9 years ago at 2:02 pmI’d rather hop in the shower with a chick than pay for two beds.
9 years ago at 2:10 pmHere Before I saw the check which was of 9733 dollar , I didn’t believe that…my… mother in law woz like realey bringing in money part time at their laptop.. there great aunt haz done this 4 only 22 months and resently paid for the morgage on there condo and got a great new Mercedes-Benz S-class…
9 years ago at 4:02 pmVisit this website… http://www.Dailywork.Tk
Show us your tits.
9 years ago at 2:25 amThe Shore
9 years ago at 1:48 pmCon- People keep thinking I’m fucking a beached whale.
You ever seen Norbit?
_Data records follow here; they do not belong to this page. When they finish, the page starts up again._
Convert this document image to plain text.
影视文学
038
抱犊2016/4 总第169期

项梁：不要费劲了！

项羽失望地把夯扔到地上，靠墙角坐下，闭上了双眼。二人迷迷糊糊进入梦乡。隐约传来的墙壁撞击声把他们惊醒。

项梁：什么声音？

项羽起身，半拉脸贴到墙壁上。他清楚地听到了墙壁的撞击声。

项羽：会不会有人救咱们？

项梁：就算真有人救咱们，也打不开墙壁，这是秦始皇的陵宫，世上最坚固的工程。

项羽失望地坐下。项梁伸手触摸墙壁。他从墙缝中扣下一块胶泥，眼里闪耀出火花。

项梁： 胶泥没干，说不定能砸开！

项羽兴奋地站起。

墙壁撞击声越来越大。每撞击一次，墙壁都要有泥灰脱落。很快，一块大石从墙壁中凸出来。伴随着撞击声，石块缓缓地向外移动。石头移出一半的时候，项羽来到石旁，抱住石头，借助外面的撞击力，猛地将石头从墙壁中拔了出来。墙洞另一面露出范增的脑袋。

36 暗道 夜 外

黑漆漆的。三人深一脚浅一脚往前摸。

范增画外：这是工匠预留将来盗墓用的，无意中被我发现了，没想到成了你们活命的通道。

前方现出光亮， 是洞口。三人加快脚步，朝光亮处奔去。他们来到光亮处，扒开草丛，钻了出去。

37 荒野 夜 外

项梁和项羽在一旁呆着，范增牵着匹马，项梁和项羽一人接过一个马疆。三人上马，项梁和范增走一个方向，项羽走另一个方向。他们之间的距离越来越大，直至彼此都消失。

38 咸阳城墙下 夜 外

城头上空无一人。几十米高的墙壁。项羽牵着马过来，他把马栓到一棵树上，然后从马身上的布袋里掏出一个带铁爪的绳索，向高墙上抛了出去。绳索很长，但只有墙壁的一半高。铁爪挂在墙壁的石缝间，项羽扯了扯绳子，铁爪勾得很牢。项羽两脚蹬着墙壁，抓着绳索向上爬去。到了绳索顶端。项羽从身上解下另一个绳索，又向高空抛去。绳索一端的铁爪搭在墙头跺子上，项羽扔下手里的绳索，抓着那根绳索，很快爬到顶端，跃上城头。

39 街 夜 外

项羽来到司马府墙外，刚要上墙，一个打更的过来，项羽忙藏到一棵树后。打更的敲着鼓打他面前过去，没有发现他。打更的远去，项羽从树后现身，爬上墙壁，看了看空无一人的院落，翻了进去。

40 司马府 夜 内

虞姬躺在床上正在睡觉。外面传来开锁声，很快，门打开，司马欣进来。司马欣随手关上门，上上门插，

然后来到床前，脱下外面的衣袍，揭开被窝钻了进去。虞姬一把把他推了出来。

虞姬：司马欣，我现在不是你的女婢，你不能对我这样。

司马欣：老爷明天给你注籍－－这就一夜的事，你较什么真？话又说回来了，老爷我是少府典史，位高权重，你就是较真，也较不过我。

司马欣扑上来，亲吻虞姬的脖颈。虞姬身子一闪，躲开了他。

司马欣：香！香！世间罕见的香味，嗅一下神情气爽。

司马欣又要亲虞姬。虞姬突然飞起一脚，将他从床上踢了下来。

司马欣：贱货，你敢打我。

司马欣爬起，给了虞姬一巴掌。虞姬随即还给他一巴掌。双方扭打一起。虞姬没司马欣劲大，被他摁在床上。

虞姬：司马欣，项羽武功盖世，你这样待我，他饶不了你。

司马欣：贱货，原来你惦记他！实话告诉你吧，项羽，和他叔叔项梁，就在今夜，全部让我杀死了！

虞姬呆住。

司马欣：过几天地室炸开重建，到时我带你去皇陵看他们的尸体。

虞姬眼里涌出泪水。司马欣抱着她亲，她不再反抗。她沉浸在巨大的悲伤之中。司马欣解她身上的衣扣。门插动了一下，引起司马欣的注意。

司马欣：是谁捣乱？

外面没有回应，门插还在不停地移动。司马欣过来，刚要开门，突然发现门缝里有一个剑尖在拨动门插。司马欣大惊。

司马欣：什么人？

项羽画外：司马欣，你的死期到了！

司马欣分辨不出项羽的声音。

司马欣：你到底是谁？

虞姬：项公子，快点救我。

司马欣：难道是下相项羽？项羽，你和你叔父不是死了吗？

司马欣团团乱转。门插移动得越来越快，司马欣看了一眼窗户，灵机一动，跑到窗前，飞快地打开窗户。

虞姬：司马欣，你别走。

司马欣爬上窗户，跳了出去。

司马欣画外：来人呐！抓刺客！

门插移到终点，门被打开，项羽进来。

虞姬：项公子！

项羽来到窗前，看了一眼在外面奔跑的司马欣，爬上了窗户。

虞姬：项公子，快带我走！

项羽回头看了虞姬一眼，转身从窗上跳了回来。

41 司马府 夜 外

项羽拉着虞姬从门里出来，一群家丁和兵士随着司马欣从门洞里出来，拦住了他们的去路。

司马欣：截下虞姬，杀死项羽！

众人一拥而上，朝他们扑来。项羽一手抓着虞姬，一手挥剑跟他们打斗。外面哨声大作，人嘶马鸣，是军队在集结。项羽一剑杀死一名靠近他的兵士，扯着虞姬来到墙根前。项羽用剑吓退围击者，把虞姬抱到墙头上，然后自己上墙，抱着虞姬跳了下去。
Yeah that’s what my girl and I look like.
Not even close bud
9 years ago at 2:15 pmJudging by your username you are either a 5th year or a graduate and this is the best comment material you can muster up?
9 years ago at 2:36 pmDoes your dad know youre gay?
9 years ago at 2:51 pm1994 is the year he graduated. Still lives in mom’s basement.
9 years ago at 5:13 pmWhat did you expect?
9 years ago at 10:05 pm1) He went to SMU.
2)He can’t figure out any to use other than the year he was born or graduated.
3) He used his name because of the same reasons as 1 &2.
Does Lenny like the beach?
9 years ago at 2:34 pmBeach access bathrooms always work. The public ones that you walk into. They’re actually not that bad and no one’s ever near them at night
9 years ago at 3:22 pmThose things are disgusting and that’s coming from a guy that shits in port-a-johns.
9 years ago at 4:20 pmUnder the lifeboats.
9 years ago at 3:28 pmHow about the random family’s beach towel while they are In the ocean?
9 years ago at 3:46 pmProps on the Tommy reference.
9 years ago at 10:32 pmOn the lifeguard tower. TFM
9 years ago at 2:15 amWhat fucking car doesn’t have AC now a days…? I wasn’t aware we were beaching it in Eastern Europe.